2
24 декабря 2019 г. в 10:15
Утром его присутствие мешает намного меньше. В основном, конечно, потому, что он спит допоздна. Пусть спит. Пусть хоть всё лето проспит, а там… Нет, стоп. Никаких надежд.
Я устраиваюсь в кресле и пытаюсь работать, но сосредоточиться никак не удается. Не отпускает какая-то скованность, предчувствие неумолимо приближающегося и неотвратимого… Вот и оно.
С легким скрипом открывается дверь, ребенок бредет в ванную, и я снова — в сотый раз за последние сутки — понимаю, что так теперь и будет.
Не могу сказать, что не наслаждался каждым днем тишины и покоя, но теперь мне кажется, что должен был наслаждаться больше. Мне следовало ценить всё то время, которое я мог потратить на любое безрассудство, не считаясь ни с какими неудобствами. А теперь это внезапно поселившееся в моем доме неудобство, судя по звукам, принимает душ. И только что уронило что-то с жутким грохотом. И снова у меня прямо мурашки по коже, так мне неприятно это вторжение. Может, я хочу как раз сейчас помыться. Может, хочу походить по дому голым. Может, хочу шоколадку и ни с кем не делиться. Черт, никогда еще я не ощущал себя таким незрелым, эгоистичным собственником. Проклятый ребенок, проклятая ситуация…

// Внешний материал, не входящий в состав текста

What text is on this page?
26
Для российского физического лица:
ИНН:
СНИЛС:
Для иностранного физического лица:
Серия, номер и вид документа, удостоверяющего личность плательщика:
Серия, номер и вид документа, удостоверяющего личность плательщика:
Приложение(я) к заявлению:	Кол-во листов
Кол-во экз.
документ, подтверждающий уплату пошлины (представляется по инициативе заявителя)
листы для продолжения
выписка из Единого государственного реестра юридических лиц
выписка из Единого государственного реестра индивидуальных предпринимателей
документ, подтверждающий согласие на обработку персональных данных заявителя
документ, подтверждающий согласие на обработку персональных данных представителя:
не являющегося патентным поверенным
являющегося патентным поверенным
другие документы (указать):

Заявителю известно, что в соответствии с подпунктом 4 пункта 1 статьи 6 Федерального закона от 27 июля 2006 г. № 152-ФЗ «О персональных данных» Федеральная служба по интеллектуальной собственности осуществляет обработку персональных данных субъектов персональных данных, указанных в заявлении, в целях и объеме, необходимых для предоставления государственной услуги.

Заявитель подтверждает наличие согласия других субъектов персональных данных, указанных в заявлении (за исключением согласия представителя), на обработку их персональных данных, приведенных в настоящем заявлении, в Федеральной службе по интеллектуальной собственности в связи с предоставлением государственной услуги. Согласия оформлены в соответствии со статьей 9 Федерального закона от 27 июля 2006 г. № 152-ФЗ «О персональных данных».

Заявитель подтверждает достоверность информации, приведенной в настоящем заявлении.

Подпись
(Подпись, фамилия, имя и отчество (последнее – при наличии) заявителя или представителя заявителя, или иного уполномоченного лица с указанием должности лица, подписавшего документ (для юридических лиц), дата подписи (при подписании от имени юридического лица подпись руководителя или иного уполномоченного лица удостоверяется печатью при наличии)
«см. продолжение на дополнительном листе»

Нет, в конце концов, это ребенок моего покойного брата. Если бы у меня были дети, если бы я умер… Только ни того, ни другого со мной не произошло, потому что я всегда был благоразумнее, чем некоторые. Мысли беспокойно роятся в голове, и я во второй раз за утро иду на кухню, чтобы сделать себе кофе.
— Доброе утро.
Он возникает на пороге и смотрит выжидательно. Думал, что я ему приготовлю завтрак, не иначе. Избалованный маменькин сынок. С влажных кудрей капает вода, от этих капель на деревянном полу останутся разводы.
— Угу, — отвечаю я, беру свою чашку и ухожу в гостиную.
Он тащится следом, усаживается на диван и снова пялится на меня, как будто ждет чего-то.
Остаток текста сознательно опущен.